Huawei ist nach Samsung und Apple der drittgrößte Smartphone-Hersteller, das Underdog-Image ist also lange vorbei. Da kommt das Huawei P9 gerade recht. Mit dem neuen Flaggschiff könnte der chinesische Hersteller ordentlich abräumen, wenn Qualität und Preis stimmen. Wir haben das überprüft.
Das Huawei P9 will sich besonders bei Foto-Fans beliebt machen, denn die Kamera ist das Ausstattungsmerkmal, das schon bei der Ankündigung am meisten Aufsehen erregte. Der Zulieferer für die Linsen ist nämlich kein geringerer als Leica – zudem sind gleich zwei Linsen parallel verbaut, die in Zusammenarbeit für ein noch besseres Foto sorgen sollen.
Die Aufnahmen sind detailreich, auch in dunkleren Räumen kann die Kamera noch brauchbare Bilder machen. Somit rangiert deren Qualität mit an der Spitze aktueller Smartphone-Kameratechnik. Eine kleine Enttäuschung ist das aber doch, denn aufgrund der beiden Leica-Objektive hatten wir ihr noch etwas mehr zugetraut. Mit Blende F/2,2 fehlen leider die Reserven, wenn die Lichtverhältnisse schlechter werden. Die Kameras in Samsung Galaxy S7 (Blende F/1,7) und LG G5 (F/1,8) können bei geringerer Lichtempfindlichkeit knipsen und dadurch das Bildrauschen reduzieren.
Stabiles Gehäuse
Was uns gefiel, ist das stabile Metall-Unibody-Gehäuse und die Verarbeitung ohne störende Kanten. Die Bedienknöpfe befinden sich rechtsseitig, die Anschlüsse für USB und Kopfhörerklinke sowie der Lautsprecher sind unten verortet. An der linken Kante steckt der Einschubschlitten für SIM- und MicroSD-Karte. Den Fingerabdrucksensor erreicht man auf der Rückseite. Das Gehäuse ist äußerst flach und hat einen für diese Verhältnisse erfreulich großen Akku.
Bei Prozessor und Bildschirmauflösung fährt Huawei eine Stufe zurück. Die Achtkern-CPU Kirin 955 erreicht nicht die Performance eines Snapdragon 820 (LG G5, HTC 10) oder des Exynos 8 vom Samsung Galaxy S7, und auch Full HD (1920×1080 Pixel) bleibt hinter der Konkurrenz zurück. Doch das ist eher vernünftig, denn von einer noch höheren Pixeldichte profitiert die Darstellung grundsätzlich nicht – es sei denn, man nutzt das Smartphone mit einer VR-Brille.

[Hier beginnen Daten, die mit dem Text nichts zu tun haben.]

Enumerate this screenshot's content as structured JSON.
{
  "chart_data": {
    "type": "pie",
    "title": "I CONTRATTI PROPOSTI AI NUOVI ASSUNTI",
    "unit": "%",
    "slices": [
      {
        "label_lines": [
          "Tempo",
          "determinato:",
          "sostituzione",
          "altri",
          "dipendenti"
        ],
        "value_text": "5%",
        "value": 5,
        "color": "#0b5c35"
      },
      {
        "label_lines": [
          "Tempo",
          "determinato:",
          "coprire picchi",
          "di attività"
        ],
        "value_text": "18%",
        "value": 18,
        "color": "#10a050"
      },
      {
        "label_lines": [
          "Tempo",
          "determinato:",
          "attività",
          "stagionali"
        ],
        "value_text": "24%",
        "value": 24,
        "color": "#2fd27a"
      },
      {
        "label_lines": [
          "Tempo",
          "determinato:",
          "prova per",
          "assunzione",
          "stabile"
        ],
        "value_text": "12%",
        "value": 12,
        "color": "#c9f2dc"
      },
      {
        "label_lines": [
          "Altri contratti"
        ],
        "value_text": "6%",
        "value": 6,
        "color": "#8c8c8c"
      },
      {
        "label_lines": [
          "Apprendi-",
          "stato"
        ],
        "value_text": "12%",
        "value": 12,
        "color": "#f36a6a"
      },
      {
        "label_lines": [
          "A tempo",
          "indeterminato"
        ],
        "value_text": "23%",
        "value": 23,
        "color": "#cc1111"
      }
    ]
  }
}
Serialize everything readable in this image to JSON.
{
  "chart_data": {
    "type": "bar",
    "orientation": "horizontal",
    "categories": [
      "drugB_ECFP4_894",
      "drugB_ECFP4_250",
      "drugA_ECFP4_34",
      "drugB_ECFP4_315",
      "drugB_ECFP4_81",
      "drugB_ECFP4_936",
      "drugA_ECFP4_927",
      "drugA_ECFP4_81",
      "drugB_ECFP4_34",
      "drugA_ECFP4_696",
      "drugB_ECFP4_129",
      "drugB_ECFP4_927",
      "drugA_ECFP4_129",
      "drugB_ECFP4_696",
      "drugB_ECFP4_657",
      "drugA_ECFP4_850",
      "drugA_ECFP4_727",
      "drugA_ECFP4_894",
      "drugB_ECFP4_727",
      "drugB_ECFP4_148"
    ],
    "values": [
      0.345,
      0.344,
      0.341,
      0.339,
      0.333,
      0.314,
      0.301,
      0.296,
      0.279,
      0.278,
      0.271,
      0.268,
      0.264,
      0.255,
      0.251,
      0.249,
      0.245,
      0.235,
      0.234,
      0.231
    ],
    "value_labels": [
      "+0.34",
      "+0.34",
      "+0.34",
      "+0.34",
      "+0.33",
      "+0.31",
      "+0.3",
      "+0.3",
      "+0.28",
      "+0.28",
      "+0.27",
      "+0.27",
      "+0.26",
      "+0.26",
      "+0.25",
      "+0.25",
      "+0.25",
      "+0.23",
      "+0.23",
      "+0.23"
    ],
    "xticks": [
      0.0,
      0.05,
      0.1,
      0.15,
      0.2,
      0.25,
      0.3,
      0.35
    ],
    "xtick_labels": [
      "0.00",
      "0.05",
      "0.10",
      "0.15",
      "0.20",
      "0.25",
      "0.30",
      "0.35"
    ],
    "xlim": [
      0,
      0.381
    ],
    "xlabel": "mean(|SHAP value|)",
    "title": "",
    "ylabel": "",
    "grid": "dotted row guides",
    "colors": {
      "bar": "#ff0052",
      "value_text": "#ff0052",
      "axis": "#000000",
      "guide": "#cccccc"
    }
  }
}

Starker Akku, schwache Laufzeit
Der Akku ist fest verbaut und hat mit 3000 mAh gemessen an der Gehäusegröße eine relativ hohe Kapazität. Im Langzeittest hielt er 4,34 Stunden durch. Das ist im Vergleich zur Konkurrenz nicht übermäßig lange und liegt etwa auf dem Niveau des Samsung Galaxy S6, das jedoch eine geringere nominelle Kapazität hat. Das Samsung Galaxy S7 mit gleichgroßem Akku schaffte fast sechs Stunden. Für die Laufzeit im Alltag kann das aber nur ein grober Hinweis sein, hier ist viel entscheidender, wie viel Strom das Smartphone im Stand-by zieht.
Schneller Prozessor, helles Display
Der Prozessor erreicht bei den Benchmarkmessungen knapp das Niveau eines Snapdragon 810 (Sony Xperia Z5, Moto X Force), bevor letzterer aufgrund von Hitzeproblemen seine Leistung herunterfährt. Von irgendwelchen Beeinträchtigungen oder ruckelnden Anwendungen ist das weit entfernt.

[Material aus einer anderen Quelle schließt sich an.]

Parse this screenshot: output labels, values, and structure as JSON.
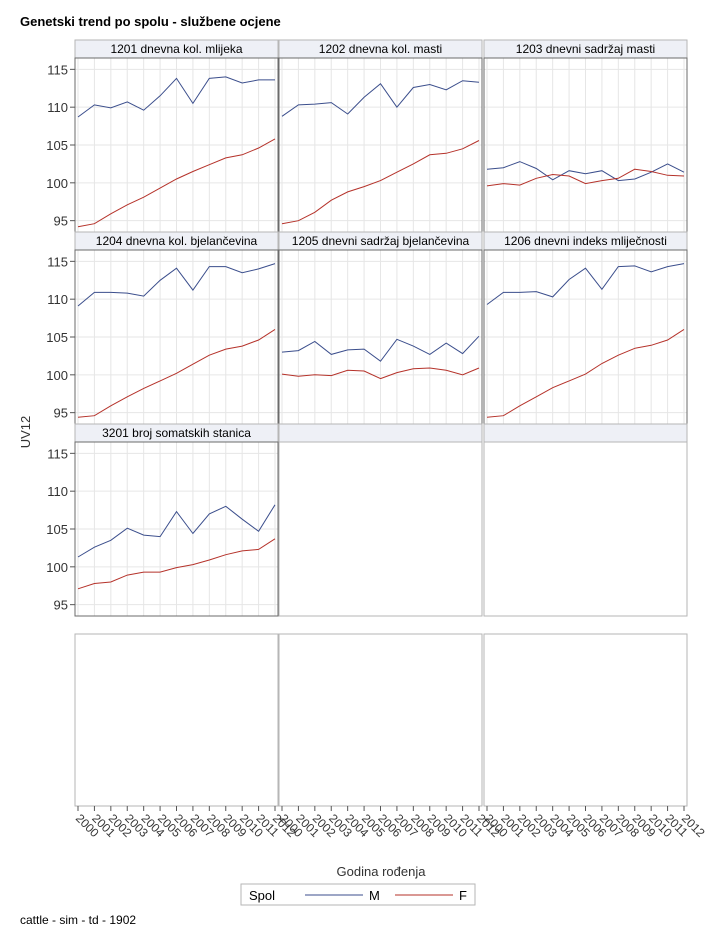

Das Display leuchtet angenehm hell und ist auch in sonniger Umgebung gut ablesbar. Auch die Helligkeitsverteilung ist gleichmäßig. Wir hätten uns aber einen etwas dunkleren Schwarzwert für besseren Kontrast gewünscht. Eine lobende Erwähnung verdient die Einstellmöglichkeit der Farbtemperatur.

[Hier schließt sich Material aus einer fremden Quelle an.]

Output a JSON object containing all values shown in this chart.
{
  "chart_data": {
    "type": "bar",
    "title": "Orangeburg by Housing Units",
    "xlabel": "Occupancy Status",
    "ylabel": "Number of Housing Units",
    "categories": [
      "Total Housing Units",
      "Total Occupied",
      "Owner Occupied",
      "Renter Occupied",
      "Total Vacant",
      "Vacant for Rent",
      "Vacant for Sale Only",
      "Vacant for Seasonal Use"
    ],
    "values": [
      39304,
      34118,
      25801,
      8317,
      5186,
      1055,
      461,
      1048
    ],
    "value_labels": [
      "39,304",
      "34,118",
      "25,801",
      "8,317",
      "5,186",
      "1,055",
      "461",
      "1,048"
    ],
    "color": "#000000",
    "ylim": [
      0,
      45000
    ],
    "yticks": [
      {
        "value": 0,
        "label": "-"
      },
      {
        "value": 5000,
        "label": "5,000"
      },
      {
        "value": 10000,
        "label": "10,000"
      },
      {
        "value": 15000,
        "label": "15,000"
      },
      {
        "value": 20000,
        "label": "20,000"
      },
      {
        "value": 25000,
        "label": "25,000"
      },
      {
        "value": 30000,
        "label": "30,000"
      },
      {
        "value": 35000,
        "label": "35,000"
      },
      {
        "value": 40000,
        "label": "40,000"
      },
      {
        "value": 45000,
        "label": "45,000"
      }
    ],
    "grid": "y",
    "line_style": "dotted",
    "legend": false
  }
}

Huawei legt dem P9 ein verdrehsicheres USB-Ladekabel Typ C sowie ein Headset bei. Der Kopfhörer hat keine In-Ear-Gummis und schirmt deshalb weniger gegen Außengeräusche ab, sondern ist dem der iPhones ähnlich, ohne dessen Klang zu erreichen – für gelegentliches Hören reicht der Klang aber absolut aus. Die Musik-App ist eher karg gestaltet, eine Equalizier-Funktion fehlt.
Android anders
Wie bei Huawei gewohnt, sieht die Android-Oberfläche Emui anders aus als bei den Nexus-Smartphones. Huawei verzichtet auf ein App-Menü, alle Anwendungen sind auf den Homescreens abgelegt. Auch sonst ist von der typischen Android-Bedienung nur wenig übrig geblieben, die Ansichten im Einstellungsmenü sind verändert. Selbst vor der Mitteilungszentrale schrecken die Chinesen nicht zurück. Damit muss der Nutzer klarkommen, denn ein nachinstallierter Launcher bringt zwar eine separate App-Übersicht mit, doch die verschiedenen Einstellungsmenüs bleiben. Den dauerhaften Umschalter auf einen nachinstallierten Launcher hat Huawei übrigens gut versteckt. Er verbirgt sich hinter den Einstellungen für Apps.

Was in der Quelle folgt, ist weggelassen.